The primary responsibilities of this role, (Associate Director Global Regulatory Strategies Devices, Life Cycle Engineering), are to:
Develops and implements key global Regulatory strategies for key life-cycle/market expansion projects ensuring that Regulatory requirements are captured in global regulatory strategies and development plans, while balancing business objectives.
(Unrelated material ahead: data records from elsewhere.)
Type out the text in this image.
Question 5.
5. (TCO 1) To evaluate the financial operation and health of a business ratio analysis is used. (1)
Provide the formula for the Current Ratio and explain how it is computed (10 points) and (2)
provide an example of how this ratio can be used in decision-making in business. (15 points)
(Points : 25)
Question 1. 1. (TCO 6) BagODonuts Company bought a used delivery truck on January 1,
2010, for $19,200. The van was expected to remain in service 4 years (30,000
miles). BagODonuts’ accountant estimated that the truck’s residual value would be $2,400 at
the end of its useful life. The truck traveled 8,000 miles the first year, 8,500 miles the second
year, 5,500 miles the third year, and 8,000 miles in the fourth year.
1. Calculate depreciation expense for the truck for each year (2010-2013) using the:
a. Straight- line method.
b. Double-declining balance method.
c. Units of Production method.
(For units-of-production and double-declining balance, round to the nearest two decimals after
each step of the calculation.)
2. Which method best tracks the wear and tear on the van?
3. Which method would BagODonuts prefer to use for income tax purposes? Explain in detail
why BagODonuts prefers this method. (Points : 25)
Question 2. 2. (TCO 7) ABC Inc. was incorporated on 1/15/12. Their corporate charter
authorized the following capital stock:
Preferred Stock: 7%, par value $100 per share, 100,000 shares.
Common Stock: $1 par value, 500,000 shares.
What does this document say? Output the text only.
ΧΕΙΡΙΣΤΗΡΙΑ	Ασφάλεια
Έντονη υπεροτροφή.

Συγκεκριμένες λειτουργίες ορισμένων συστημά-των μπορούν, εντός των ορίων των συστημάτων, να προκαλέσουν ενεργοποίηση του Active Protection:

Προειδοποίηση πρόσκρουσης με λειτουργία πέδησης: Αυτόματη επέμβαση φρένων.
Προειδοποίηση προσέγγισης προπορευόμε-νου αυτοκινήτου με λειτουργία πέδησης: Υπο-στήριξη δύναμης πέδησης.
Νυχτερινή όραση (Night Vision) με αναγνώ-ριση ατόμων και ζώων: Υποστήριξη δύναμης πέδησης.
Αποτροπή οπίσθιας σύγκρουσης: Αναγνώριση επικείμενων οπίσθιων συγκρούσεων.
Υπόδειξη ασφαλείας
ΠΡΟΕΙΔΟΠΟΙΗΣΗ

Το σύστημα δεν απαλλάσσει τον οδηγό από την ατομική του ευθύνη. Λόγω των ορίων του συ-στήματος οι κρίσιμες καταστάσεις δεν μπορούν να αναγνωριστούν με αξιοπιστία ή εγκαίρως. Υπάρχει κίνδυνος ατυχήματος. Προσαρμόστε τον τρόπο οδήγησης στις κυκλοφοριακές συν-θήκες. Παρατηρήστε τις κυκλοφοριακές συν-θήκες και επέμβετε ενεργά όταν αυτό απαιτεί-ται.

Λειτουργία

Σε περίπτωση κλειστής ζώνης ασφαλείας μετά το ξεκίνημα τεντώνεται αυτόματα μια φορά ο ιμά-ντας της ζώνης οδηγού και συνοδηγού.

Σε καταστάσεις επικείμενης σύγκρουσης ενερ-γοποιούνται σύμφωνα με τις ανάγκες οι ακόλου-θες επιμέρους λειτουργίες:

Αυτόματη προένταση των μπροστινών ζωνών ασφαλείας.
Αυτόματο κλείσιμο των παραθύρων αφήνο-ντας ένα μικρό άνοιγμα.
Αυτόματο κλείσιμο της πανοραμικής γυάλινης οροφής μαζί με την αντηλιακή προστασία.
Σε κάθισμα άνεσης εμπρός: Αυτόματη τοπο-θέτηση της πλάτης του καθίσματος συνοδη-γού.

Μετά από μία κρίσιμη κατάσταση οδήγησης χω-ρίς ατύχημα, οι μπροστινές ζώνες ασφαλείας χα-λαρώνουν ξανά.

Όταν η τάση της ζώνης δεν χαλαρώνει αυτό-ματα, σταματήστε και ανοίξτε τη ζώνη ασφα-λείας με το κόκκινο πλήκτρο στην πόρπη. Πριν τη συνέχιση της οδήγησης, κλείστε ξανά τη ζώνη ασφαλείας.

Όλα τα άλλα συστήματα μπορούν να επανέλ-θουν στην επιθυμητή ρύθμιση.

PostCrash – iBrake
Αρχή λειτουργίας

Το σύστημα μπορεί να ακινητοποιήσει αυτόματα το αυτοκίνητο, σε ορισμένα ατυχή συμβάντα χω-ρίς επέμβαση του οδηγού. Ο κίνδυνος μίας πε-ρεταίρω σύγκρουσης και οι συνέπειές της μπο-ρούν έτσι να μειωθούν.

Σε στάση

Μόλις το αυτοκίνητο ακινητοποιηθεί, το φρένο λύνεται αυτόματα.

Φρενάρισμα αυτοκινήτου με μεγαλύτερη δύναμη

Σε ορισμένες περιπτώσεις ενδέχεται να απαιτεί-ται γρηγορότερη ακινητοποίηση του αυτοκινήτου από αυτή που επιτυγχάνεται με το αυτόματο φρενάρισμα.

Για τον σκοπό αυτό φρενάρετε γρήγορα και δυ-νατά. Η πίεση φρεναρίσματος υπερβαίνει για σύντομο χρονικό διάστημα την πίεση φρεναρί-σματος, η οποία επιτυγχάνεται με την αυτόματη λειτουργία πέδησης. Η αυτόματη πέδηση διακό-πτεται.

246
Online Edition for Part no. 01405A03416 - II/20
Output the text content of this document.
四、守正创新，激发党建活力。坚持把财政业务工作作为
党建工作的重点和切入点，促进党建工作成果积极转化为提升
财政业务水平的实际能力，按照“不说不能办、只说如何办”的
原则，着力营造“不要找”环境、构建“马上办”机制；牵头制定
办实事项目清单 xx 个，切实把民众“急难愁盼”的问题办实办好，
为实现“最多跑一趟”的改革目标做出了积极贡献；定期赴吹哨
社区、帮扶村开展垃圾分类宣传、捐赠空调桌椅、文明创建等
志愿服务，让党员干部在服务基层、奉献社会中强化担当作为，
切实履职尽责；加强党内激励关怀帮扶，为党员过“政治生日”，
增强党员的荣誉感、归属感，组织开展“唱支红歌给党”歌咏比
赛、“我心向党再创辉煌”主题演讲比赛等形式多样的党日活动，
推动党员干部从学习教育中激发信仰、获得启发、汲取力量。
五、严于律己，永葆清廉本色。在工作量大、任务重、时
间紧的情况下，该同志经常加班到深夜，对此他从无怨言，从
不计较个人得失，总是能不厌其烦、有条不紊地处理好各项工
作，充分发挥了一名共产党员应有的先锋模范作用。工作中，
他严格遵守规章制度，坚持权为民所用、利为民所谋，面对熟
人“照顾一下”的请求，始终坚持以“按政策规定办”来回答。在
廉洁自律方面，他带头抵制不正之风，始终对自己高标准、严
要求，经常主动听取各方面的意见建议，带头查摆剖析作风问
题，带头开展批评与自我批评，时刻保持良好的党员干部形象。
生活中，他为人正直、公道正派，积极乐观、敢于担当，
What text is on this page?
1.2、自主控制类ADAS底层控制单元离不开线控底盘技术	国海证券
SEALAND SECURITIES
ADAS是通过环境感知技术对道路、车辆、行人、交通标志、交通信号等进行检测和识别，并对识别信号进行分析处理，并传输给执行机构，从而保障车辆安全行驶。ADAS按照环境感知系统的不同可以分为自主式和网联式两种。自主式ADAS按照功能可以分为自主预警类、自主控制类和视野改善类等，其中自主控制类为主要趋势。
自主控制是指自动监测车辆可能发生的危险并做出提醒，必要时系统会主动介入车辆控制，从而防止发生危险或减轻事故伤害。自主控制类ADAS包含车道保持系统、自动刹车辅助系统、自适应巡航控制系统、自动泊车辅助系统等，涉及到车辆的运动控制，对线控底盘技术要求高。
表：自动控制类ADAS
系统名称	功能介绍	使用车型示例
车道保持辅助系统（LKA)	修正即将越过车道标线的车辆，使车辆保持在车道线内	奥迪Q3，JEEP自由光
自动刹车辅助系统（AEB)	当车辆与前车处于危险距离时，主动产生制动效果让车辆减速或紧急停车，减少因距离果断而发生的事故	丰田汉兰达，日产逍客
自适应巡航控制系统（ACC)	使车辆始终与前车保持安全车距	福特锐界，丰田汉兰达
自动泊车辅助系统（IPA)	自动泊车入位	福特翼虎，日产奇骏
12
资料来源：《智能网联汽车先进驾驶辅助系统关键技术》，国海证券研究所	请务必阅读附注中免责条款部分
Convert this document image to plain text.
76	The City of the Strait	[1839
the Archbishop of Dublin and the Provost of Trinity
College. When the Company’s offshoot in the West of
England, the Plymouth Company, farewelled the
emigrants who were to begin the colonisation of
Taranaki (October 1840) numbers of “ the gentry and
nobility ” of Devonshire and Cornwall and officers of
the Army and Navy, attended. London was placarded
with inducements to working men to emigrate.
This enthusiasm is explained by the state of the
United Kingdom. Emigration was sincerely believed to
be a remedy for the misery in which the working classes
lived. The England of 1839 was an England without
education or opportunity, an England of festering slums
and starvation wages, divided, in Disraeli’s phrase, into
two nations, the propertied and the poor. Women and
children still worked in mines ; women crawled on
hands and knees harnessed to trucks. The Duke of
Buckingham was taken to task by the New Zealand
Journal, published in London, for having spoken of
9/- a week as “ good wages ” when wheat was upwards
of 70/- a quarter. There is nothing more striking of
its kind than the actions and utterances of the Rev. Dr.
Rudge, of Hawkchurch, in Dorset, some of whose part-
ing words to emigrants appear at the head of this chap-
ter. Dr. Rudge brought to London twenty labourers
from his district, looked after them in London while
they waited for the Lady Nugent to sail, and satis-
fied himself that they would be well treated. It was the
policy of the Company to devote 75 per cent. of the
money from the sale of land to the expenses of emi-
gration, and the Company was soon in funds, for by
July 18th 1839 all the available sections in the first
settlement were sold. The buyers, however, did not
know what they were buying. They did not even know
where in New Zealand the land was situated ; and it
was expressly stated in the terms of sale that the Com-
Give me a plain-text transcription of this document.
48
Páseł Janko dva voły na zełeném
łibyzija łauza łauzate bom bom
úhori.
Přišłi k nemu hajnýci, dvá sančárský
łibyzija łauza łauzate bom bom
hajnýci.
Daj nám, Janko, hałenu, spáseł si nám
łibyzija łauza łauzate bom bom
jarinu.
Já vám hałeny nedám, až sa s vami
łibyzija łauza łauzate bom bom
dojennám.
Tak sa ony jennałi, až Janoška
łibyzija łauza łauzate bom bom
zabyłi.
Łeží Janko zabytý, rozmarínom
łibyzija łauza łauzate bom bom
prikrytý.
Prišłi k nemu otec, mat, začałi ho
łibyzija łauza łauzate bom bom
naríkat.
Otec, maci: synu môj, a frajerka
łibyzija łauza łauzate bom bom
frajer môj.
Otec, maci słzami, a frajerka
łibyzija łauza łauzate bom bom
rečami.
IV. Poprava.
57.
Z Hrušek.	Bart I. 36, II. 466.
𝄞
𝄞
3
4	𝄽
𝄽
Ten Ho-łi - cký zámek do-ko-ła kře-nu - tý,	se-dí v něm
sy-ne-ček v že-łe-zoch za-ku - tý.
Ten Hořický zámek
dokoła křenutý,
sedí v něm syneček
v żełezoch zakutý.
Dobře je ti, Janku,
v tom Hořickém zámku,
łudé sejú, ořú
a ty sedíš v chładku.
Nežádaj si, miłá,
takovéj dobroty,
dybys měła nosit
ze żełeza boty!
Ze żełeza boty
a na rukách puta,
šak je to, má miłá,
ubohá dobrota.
Develops and implements regional/local Regulatory project goals for key life-cycle/market expansion projects;
Leads and/or participates on Regulatory Affairs Teams and/or Global Project Teams;
Leads preparations and conduct/follow-up for meetings and teleconferences with US/Can/EU HA officials/Technical Bodies and aids in other country HA meeting preparation/conduct/follow-up;
Responsible for the preparation of key 510(k) and International LCE submissions as well as preparation and maintenance of technical documentation in compliance with the European Medical Device Regulations.;
Ensure submissions and technical documentation are consistent with the business strategy;
For key device LCE projects, develop regional/local submission/technical documentation materials, guide the review process, check for accuracy, technical consistency, compliance to local and global HA regulations and completeness of submission;
Clearly communicates recommended LCE strategies and changing local regulatory requirements, including necessary adaptions to peers, senior management and cross-functional teams;
Ensures assigned device compliance, including change management, with all applicable regulations and standards and proactively monitors the competitive landscape and advises the organization on actions to be taken with regard to opportunities or threats;
Proactively identifies regulatory issues/risks and designs/executes mitigation plans;
May act as a company liaison to industry trade associations;
Review and suggest possible organization reaction to new or proposed legislation;
Develop and enact Regulatory strategies and plans in support of key product supply projects;
May work on assigned special projects such as contributing to Regulatory Affairs functional improvement initiatives;
The incumbent should be capable of performing these tasks with minimal supervision.
WHO YOU ARE
Your success will be driven by your demonstration of our LIFE values. More specifically related to this position, Bayer seeks an incumbent who possesses the following:
Languages Required: English
Ph.D., M.D., P.Eng. or PharmD with a minimum of 4 years of Regulatory device experience; or a Master's with a minimum of 6 years of Regulatory device experience; or a Bachelor's degree with a minimum of 8 years of Regulatory device experience;
Strong familiarity and hands-on experience working with medical device regulations;
Working knowledge of Quality System Regulations;
Experience in FDA and EU medical device 510(k)/technical documentation requirements;
Ability to articulate and solve regulatory device issues independently;
Ability to communicate and negotiate effectively in English both verbally and in writing;
Team and customer orientation.
The successful candidate will display:
Strategy and results orientation;
Ability to experiment;
Business acumen and commercial orientation.
Internal Number: 47574
Bayer is a global enterprise with core competencies in the Life Science fields of health care and agriculture. Its products and services are designed to benefit people and improve their quality of life. At Bayer you have the opportunity to be part of a culture where we value the passion of our employees to innovate and give them the power to change.